How can you improve your organisation’s resilience?
The theme of this year’s HHR Africa Conference was organisational resilience, defined by the British Standard BS65000 (2014) as the the ability to anticipate, prepare for, respond and adapt to events – both sudden shocks and gradual change. That means being adaptable, competitive, agile and robust.
Setting the tone for the two-day conference, our keynote speaker, Henrietta Blyth, CEO of Interhealth Worldwide, illustrated that the world in which we live and work requires increasing levels of resilience and shared with us her top tips on how to achieve this. Grouped under the acronym LIVE, Henrietta explained that leadership, investment, infrastructure and innovation, vulnerability and values, and developing self-efficacy in our people are key to enabling our organisations and staff live through challenging times.
These principles were then further explored through a dynamic ‘market place’ exercise, an expert panel discussion and Q&A session on risk aspects of organisational resilience, as well as sessions on the Core Humanitarian Standard (CHS), peer support, and awareness skills.
With an increased understanding of organisational resilience, participants identified their top three learning points to take back and action in their respective organisations:
- For an organisation to be resilient, its people must be too, as they are an organisation’s most valuable resource.
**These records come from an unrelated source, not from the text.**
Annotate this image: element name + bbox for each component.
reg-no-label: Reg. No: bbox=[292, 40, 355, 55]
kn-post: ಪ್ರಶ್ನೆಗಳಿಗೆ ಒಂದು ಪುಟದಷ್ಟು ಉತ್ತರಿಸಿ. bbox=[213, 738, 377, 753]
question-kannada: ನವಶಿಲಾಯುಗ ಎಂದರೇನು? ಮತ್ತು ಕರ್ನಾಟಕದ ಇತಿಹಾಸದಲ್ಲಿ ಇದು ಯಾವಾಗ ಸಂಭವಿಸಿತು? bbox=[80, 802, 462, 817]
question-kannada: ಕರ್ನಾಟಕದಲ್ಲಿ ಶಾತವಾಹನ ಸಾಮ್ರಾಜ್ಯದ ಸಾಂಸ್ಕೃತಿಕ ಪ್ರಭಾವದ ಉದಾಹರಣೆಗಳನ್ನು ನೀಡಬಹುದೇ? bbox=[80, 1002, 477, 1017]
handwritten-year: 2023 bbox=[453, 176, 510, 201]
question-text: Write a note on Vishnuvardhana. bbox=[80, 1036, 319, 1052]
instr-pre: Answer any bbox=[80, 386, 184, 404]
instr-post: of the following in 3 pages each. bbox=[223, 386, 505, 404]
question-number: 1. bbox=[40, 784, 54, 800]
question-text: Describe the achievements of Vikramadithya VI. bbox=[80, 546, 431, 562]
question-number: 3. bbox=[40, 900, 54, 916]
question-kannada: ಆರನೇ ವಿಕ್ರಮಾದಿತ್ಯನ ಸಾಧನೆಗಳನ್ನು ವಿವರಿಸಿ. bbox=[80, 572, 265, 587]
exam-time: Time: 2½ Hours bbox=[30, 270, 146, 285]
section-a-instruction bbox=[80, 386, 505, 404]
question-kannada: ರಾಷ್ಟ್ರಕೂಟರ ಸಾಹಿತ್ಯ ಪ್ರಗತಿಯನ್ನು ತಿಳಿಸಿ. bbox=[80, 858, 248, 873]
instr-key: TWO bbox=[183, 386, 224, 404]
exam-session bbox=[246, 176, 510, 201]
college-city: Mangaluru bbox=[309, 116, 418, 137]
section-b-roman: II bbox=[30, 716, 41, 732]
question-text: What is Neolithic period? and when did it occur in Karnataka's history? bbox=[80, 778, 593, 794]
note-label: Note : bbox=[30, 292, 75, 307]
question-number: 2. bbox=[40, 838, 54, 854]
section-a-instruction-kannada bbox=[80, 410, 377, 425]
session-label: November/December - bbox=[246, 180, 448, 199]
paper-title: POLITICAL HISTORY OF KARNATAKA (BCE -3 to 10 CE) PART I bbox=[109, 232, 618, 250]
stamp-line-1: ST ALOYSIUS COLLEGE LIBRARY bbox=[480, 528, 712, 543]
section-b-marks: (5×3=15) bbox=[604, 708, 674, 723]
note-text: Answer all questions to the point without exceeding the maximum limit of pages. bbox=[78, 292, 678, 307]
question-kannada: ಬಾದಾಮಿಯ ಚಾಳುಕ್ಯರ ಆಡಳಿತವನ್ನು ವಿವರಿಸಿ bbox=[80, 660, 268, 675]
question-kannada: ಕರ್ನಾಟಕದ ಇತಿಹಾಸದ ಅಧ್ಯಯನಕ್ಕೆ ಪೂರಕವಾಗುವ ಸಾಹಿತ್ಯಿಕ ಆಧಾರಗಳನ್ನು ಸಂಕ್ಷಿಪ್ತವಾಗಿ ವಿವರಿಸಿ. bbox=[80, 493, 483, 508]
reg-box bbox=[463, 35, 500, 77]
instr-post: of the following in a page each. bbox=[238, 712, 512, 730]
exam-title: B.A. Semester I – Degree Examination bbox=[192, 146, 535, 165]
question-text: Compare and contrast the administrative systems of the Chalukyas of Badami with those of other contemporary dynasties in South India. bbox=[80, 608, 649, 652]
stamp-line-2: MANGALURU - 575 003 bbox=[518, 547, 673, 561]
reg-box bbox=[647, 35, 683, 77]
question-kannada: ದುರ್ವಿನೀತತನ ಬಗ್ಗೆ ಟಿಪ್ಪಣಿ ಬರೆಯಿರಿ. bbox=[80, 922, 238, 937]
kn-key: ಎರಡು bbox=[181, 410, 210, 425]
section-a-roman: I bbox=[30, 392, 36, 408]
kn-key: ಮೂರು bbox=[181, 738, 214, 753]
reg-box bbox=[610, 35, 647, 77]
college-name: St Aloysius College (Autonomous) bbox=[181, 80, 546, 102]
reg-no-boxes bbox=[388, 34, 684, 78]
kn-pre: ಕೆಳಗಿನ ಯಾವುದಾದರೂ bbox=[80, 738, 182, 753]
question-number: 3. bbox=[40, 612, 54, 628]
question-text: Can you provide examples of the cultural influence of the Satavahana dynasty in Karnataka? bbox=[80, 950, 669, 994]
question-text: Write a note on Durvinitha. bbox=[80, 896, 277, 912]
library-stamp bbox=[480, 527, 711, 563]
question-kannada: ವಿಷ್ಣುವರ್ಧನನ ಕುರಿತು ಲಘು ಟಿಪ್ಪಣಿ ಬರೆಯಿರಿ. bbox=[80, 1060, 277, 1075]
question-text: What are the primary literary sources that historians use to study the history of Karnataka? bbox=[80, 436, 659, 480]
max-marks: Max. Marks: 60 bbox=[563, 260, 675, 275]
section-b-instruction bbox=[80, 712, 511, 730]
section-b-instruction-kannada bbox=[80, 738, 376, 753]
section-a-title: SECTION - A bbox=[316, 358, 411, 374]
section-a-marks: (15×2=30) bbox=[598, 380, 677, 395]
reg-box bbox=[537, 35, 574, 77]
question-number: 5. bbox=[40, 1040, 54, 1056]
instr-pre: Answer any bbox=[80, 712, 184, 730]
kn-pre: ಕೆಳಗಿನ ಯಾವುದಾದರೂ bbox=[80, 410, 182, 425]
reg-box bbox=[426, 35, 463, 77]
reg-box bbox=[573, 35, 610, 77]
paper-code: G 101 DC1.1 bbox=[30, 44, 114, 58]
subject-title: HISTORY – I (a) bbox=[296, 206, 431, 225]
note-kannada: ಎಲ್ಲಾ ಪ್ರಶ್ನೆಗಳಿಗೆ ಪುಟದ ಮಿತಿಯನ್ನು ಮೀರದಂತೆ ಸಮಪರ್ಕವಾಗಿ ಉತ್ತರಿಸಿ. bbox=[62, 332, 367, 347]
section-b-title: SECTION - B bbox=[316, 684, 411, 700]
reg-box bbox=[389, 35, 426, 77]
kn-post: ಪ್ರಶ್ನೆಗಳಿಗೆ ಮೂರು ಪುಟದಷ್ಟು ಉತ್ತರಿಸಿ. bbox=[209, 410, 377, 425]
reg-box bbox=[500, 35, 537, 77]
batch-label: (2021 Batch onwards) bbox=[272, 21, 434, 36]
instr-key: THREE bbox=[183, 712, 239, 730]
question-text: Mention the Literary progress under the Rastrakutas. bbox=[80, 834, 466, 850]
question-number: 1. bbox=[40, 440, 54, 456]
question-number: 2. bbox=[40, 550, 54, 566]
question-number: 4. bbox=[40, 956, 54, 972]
As people tend to mirror those who lead them, leaders must consistently model resilience in order to build organisational resilience. Leaders must model agility, integrity, and decisiveness and enable clear communication channels to allow a free and timely two-way flow of information. Such leadership style will foster a culture where people feel empowered to take action and act as catalysts for change.
- In order to be resilient role models, leaders need to be supported. As demonstrated by Erin Lloyd, Counsellor at Interhealth East Africa, a peer support approach can be highly effective as it improves wellbeing, which in turn enhances resilience, and ultimately increases overall organisational and staff excellence. The peer support model is a practical and accessible form of support and is proven to build group cohesion and relational trust, while facilitating innovation and recovery in crisis situations. For this approach to work, leadership and management buy-in is required, an enabling and confidential environment must be created, and the availability of a support network should be included in organisational policies and actively communicated.
- While people and leaders are key in building organisational resilience, the importance of Information and Communication Technologies (ICT) cannot be overlooked. Although ICT can be a daunting concept to many, using them effectively can make an organisation more adaptable to change, and help it stay ahead of competitors. To encourage participants to overcome the fear of ICT and instead use them to an organisation’s advantage, Rock.Paper.Scissors Inc. President Lee Anne Ragan, delivered a ‘market place’ session introducing a series of accessible, affordable and comprehensive online tools, such as Google alerts, docs, and maps, Poll Everywhere, Prezi, and Compfight. Participants were inspired and agreed that they would start using technology to get more organized and thereby help build their organisational resilience.
With many lessons learned, HHR Africa was a fantastic opportunity to bring together top HR professionals working in the region, and to share ideas, identify issues and needs, and think of solutions in relation to building organisational resilience in the humanitarian sector.
With a view of the Nairobi skyline, all participants, facilitators, and organisers gathered together for a sponsored cocktail event by Birches Group and Cigna to celebrate the end of an inspiring and dynamic HHR Conference.